For this study the ECG lead were placed at the wrist and ankles of the test subject. Since these locations do not have much underlying muscle, these provide ideal testing locations as interference from myoelectric signaling in skeletal muscles will be minimized.

References:

[1]      S. S. Barold, “Willem Einthoven and the birth of clinical electrocardiography a hundred years ago,” Card Electrophysiol Rev, vol. 7, no. 1, pp. 99–104, Jan. 2003, doi: 10.1023/A:1023667812925.

[2]      “Electrocardiogram | Johns Hopkins Medicine.” https://www.hopkinsmedicine.org/health/treatment-tests-and-therapies/electrocardiogram (accessed Apr. 26, 2022).

[3]      “Lead systems – how an ECG works | CardioSecur.” https://www.cardiosecur.com/magazine/specialist-articles-on-the-heart/lead-systems-how-an-ecg-works (accessed Apr. 26, 2022).

[4]      U. Pahlm, O. Pahlm, and G. S. Wagner, “The 24-lead ECG display for enhanced recognition of STEMI-equivalent patterns in the 12-lead ECG,” Journal of Electrocardiology, vol. 47, no. 4, pp. 425–429, Jul. 2014, doi: 10.1016/J.JELECTROCARD.2014.04.007.

[5]      M. Rivera-Ruiz, C. Cajavilca, and J. Varon, “Einthoven’s String Galvanometer: The First Electrocardiograph,” Texas Heart Institute Journal, vol. 35, no. 2, p. 174, 2008, Accessed: Apr. 26, 2022. [Online]. Available: /pmc/articles/PMC2435435/

[6]      C. H. Chang, H. J. Ko, and K. M. Chang, “Cancellation of high-frequency noise in ECG signals using adaptive filter without external reference,” Proceedings - 2010 3rd International Conference on Biomedical Engineering and Informatics, BMEI 2010, vol. 2, pp. 787–790, 2010, doi: 10.1109/BMEI.2010.5639953.

[7]      E. Trägårdh and T. T. Schlegel, “High-frequency ECG”.

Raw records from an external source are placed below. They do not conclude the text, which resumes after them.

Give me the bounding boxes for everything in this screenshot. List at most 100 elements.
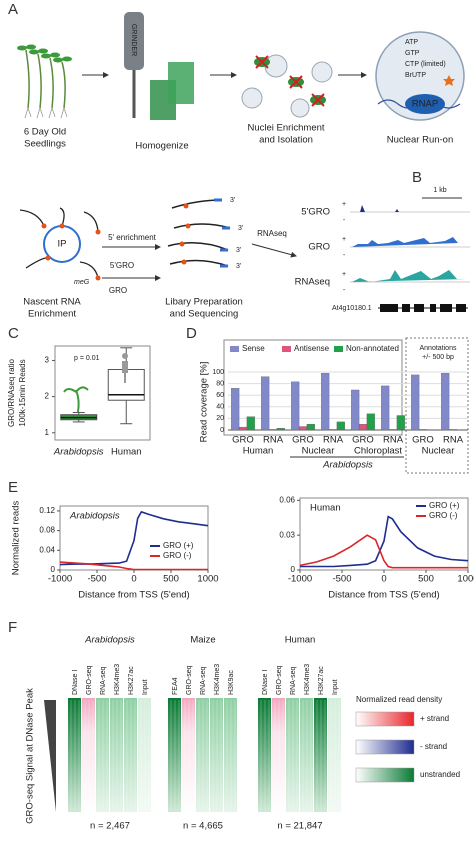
bar bbox=[291, 381, 300, 431]
bar bbox=[441, 373, 450, 431]
column-label: DNase I bbox=[72, 670, 79, 695]
legend-label: unstranded bbox=[420, 770, 460, 779]
bar bbox=[238, 426, 248, 431]
x-tick-label: -500 bbox=[332, 574, 351, 585]
caption: Homogenize bbox=[135, 141, 188, 152]
nucleotide: BrUTP bbox=[405, 72, 426, 79]
x-tick-label: GRO bbox=[412, 435, 434, 446]
x-tick-label: RNA bbox=[383, 435, 404, 446]
caption: and Sequencing bbox=[170, 309, 239, 320]
column-label: RNA-seq bbox=[100, 666, 107, 695]
legend-swatch bbox=[282, 346, 291, 352]
bar bbox=[231, 388, 240, 431]
caption: and Isolation bbox=[259, 135, 313, 146]
n-label: n = 4,665 bbox=[183, 821, 223, 832]
bar bbox=[351, 389, 360, 431]
step-label: 5'GRO bbox=[110, 261, 134, 270]
nucleotide: GTP bbox=[405, 50, 420, 57]
bar bbox=[261, 376, 270, 431]
rna-strand bbox=[83, 211, 99, 233]
seedling-leaf bbox=[17, 45, 27, 51]
bar bbox=[396, 415, 405, 431]
legend-gradient bbox=[355, 739, 415, 755]
nucleus bbox=[264, 54, 288, 78]
cross bbox=[255, 55, 269, 69]
species-title: Human bbox=[285, 635, 316, 646]
strand-sign: - bbox=[343, 217, 346, 224]
chart-title: Arabidopsis bbox=[69, 511, 120, 522]
mod-dot bbox=[59, 223, 65, 229]
y-tick-label: 0 bbox=[51, 565, 56, 574]
seedling-stem bbox=[25, 49, 30, 109]
bar bbox=[358, 424, 368, 431]
bar bbox=[411, 374, 420, 431]
y-tick-label: 0 bbox=[291, 565, 296, 574]
line-series bbox=[300, 515, 469, 568]
rna-strand bbox=[19, 209, 45, 227]
x-tick-label: GRO bbox=[232, 435, 254, 446]
column-label: Input bbox=[142, 679, 149, 695]
nucleus bbox=[241, 87, 263, 109]
panel-label: C bbox=[8, 325, 19, 342]
column-label: H3K4me3 bbox=[304, 664, 311, 695]
seedling-leaf bbox=[41, 53, 51, 59]
three-prime: 3' bbox=[230, 197, 235, 204]
plot-frame bbox=[54, 345, 151, 441]
nucleus bbox=[311, 61, 333, 83]
x-tick-label: 0 bbox=[381, 574, 386, 585]
legend-label: GRO (-) bbox=[163, 551, 192, 560]
n-label: n = 21,847 bbox=[277, 821, 322, 832]
seedling-stem bbox=[61, 61, 66, 109]
annotation-frame bbox=[405, 337, 469, 474]
y-tick-label: 1 bbox=[45, 428, 50, 437]
legend-label: GRO (+) bbox=[163, 541, 194, 550]
chart-title: Human bbox=[310, 503, 341, 514]
x-tick-label: GRO bbox=[352, 435, 374, 446]
human-icon bbox=[122, 353, 128, 383]
step-label: GRO bbox=[109, 286, 127, 295]
seedling-leaf bbox=[29, 49, 39, 55]
line-series bbox=[299, 534, 468, 569]
panel-label: B bbox=[412, 169, 422, 186]
y-tick-label: 0.03 bbox=[279, 530, 295, 539]
x-tick-label: 500 bbox=[418, 574, 434, 585]
species-title: Arabidopsis bbox=[84, 635, 135, 646]
track-label: GRO bbox=[308, 242, 330, 253]
rnap-label: RNAP bbox=[412, 99, 438, 110]
axis-title: Read coverage [%] bbox=[199, 362, 210, 443]
seedling-stem bbox=[49, 57, 54, 109]
caption: 6 Day Old bbox=[24, 127, 66, 138]
x-tick-label: RNA bbox=[443, 435, 464, 446]
bar bbox=[328, 429, 338, 431]
legend-gradient bbox=[355, 767, 415, 783]
y-tick-label: 2 bbox=[45, 392, 50, 401]
bar bbox=[306, 424, 315, 431]
track-signal bbox=[352, 270, 467, 282]
exon bbox=[430, 304, 436, 312]
nucleus-large bbox=[375, 31, 465, 121]
mod-dot bbox=[41, 223, 47, 229]
step-label: 5' enrichment bbox=[108, 233, 157, 242]
mod-dot bbox=[183, 203, 189, 209]
x-tick-label: RNA bbox=[263, 435, 284, 446]
legend-frame bbox=[223, 339, 403, 436]
legend-swatch bbox=[230, 346, 239, 352]
group-label: Nuclear bbox=[302, 446, 335, 457]
mod-dot bbox=[181, 259, 187, 265]
column-label: H3K4me3 bbox=[214, 664, 221, 695]
bar bbox=[298, 426, 308, 431]
column-label: RNA-seq bbox=[290, 666, 297, 695]
column-label: H3K27ac bbox=[128, 666, 135, 695]
rnap bbox=[405, 94, 445, 114]
panel-label: F bbox=[8, 619, 17, 636]
box bbox=[107, 369, 145, 401]
axis-title: Distance from TSS (5'end) bbox=[328, 590, 439, 601]
legend-label: GRO (+) bbox=[429, 501, 460, 510]
bar bbox=[246, 416, 255, 431]
x-tick-label: 1000 bbox=[457, 574, 474, 585]
library-strand bbox=[169, 259, 229, 267]
annotation: Annotations bbox=[420, 345, 457, 352]
scale-label: 1 kb bbox=[433, 187, 446, 194]
exon bbox=[402, 304, 410, 312]
three-prime: 3' bbox=[238, 225, 243, 232]
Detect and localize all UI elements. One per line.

[8]      “List of Voltages & Frequencies (Hz) by Country - Electric Power Around the Globe.” https://www.generatorsource.com/Voltages_and_Hz_by_Country.aspx (accessed Apr. 26, 2022).

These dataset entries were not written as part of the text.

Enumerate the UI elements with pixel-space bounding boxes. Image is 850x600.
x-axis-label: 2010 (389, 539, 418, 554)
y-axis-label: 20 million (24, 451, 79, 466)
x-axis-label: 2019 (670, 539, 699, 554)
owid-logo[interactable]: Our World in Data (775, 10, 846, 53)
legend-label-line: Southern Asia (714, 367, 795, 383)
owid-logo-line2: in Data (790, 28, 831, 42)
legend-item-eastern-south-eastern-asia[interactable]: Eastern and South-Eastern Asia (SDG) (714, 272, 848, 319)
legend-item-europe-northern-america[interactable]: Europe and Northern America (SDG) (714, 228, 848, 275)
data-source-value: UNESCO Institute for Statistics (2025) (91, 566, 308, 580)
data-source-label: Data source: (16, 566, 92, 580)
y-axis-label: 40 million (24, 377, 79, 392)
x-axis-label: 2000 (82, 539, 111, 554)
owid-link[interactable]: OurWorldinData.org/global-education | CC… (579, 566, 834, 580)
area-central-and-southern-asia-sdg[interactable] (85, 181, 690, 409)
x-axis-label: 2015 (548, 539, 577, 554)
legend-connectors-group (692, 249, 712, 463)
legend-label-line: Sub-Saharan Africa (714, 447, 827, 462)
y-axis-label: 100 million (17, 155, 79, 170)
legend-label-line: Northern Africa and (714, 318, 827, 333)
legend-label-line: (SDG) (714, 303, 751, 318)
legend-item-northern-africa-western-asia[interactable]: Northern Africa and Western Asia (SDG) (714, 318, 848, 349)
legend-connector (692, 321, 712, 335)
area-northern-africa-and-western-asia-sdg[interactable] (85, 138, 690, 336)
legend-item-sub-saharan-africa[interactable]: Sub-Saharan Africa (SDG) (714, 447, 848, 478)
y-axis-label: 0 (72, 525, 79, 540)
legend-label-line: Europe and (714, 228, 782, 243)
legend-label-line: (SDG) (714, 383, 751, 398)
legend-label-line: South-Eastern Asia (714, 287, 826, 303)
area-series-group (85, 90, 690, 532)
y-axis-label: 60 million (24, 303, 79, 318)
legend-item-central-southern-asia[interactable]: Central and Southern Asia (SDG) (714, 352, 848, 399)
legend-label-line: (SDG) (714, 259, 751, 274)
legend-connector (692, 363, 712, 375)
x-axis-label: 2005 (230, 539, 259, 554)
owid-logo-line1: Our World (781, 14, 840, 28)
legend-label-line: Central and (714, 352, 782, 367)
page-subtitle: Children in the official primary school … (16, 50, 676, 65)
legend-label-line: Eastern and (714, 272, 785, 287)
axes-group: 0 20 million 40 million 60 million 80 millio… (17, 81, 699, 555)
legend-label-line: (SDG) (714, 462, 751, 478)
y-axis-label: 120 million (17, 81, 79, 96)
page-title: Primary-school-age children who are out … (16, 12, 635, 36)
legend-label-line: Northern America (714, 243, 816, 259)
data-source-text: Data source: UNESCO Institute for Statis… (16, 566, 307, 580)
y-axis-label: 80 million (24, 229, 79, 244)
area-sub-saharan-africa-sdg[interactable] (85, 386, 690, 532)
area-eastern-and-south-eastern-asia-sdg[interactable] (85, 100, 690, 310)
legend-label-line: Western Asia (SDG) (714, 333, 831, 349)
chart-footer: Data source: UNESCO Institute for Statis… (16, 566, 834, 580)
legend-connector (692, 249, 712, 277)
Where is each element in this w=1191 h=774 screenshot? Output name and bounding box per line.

Resources for ECG Connection to Human Test Subject

• 3x ECG electrodes
• 3x ECG electrode connection cables
• 3x aligator clip wires

Resources for Arduino Connection

• 1x Arduino
• 1x Arduino to USB (or USB-c) connector
• Computer

Follow the provided schematics in order to create the desires Instrumental Amplifier Circuit.

Some tips for creating the circuit:

• Don't add extra wires
• Try to make the circuit look like the circuit diagram so that it is easier to read and debug

Follow the provided schematics in order to create the desires Notch Filter Circuit.

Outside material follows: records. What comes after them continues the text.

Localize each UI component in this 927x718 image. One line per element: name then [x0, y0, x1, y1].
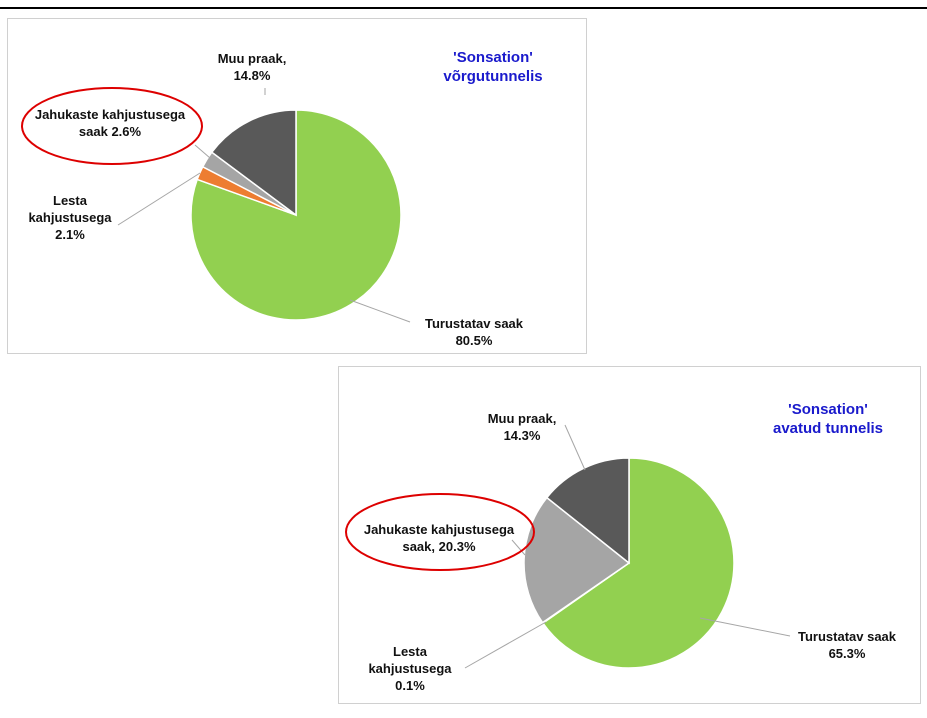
chart-title: 'Sonsation' avatud tunnelis	[772, 401, 884, 437]
value-label: 2.1%	[55, 227, 85, 242]
data-label: Muu praak, 14.8%	[212, 50, 292, 84]
value-label: 0.1%	[395, 678, 425, 693]
category-label: Turustatav saak	[797, 629, 897, 644]
highlight-ellipse	[345, 493, 535, 571]
value-label: 2.6%	[111, 124, 142, 139]
leader-line	[194, 144, 211, 159]
data-label: Jahukaste kahjustusega saak, 20.3%	[352, 521, 527, 555]
category-label: Lesta kahjustusega	[368, 644, 452, 676]
pie-slice	[541, 457, 735, 669]
leader-line	[564, 424, 586, 471]
leader-line	[511, 539, 526, 556]
category-label: Lesta kahjustusega	[28, 193, 112, 225]
data-label: Lesta kahjustusega 2.1%	[25, 192, 115, 243]
leader-line	[117, 172, 201, 226]
data-label: Jahukaste kahjustusega saak 2.6%	[25, 106, 195, 140]
pie-slice	[210, 109, 297, 217]
category-label: Turustatav saak	[424, 316, 524, 331]
chart-title: 'Sonsation' võrgutunnelis	[443, 49, 543, 85]
category-label: Jahukaste kahjustusega saak,	[363, 522, 515, 554]
data-label: Turustatav saak 80.5%	[419, 315, 529, 349]
chart-title: 'Sonsation' avatud tunnelis	[763, 400, 893, 438]
value-label: 14.3%	[503, 428, 541, 443]
value-label: 65.3%	[828, 646, 866, 661]
leader-line	[349, 299, 411, 323]
leader-line	[464, 621, 547, 669]
category-label: Muu praak,	[487, 411, 557, 426]
leader-line	[699, 617, 791, 637]
highlight-ellipse	[21, 87, 203, 165]
category-label: Jahukaste kahjustusega saak	[34, 107, 186, 139]
pie-slice	[545, 457, 630, 565]
value-label: 14.8%	[233, 68, 271, 83]
data-label: Muu praak, 14.3%	[482, 410, 562, 444]
category-label: Muu praak,	[217, 51, 287, 66]
data-label: Lesta kahjustusega 0.1%	[365, 643, 455, 694]
data-label: Turustatav saak 65.3%	[792, 628, 902, 662]
value-label: 80.5%	[455, 333, 493, 348]
value-label: 20.3%	[438, 539, 476, 554]
pie-slice	[523, 496, 631, 624]
chart-title: 'Sonsation' võrgutunnelis	[428, 48, 558, 86]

Follow the provided schematics in order to create the desires Instrumental Low Pass Filter Circuit.

Now that you have created each circuit independently, combine them on the same breadboard, such that the output of the amplifier is the input of the Notch filter, and the output of the notch filter is the input for the Low pass filter.

Now that you have a complete circuit, follow these steps in order to complete the project and see you ECG:

To physically connect the Arduino to the circuit:

1. connect the output of the ECG circuit that you have created to PIN A0 of the Arduino UNO
2. connect the group of the circuit to the group of the arduino

To run the ECG program:

1. copy and past the provided code into the Arduino IDE
2. select upload at the top left of the user interface

You have now uploaded the code to the Arduino; it is currently running the code.

In order to see the results of your project:

1. Navigate to "tools" in the toolbar at the top of the screen
2. Select "Serial Monitor" to view voltage output and BPM
3. Select "Serial Ploter" to view a plot of voltage output; this will present you ECG waveform

Congratulations!!! You have now made an ECG!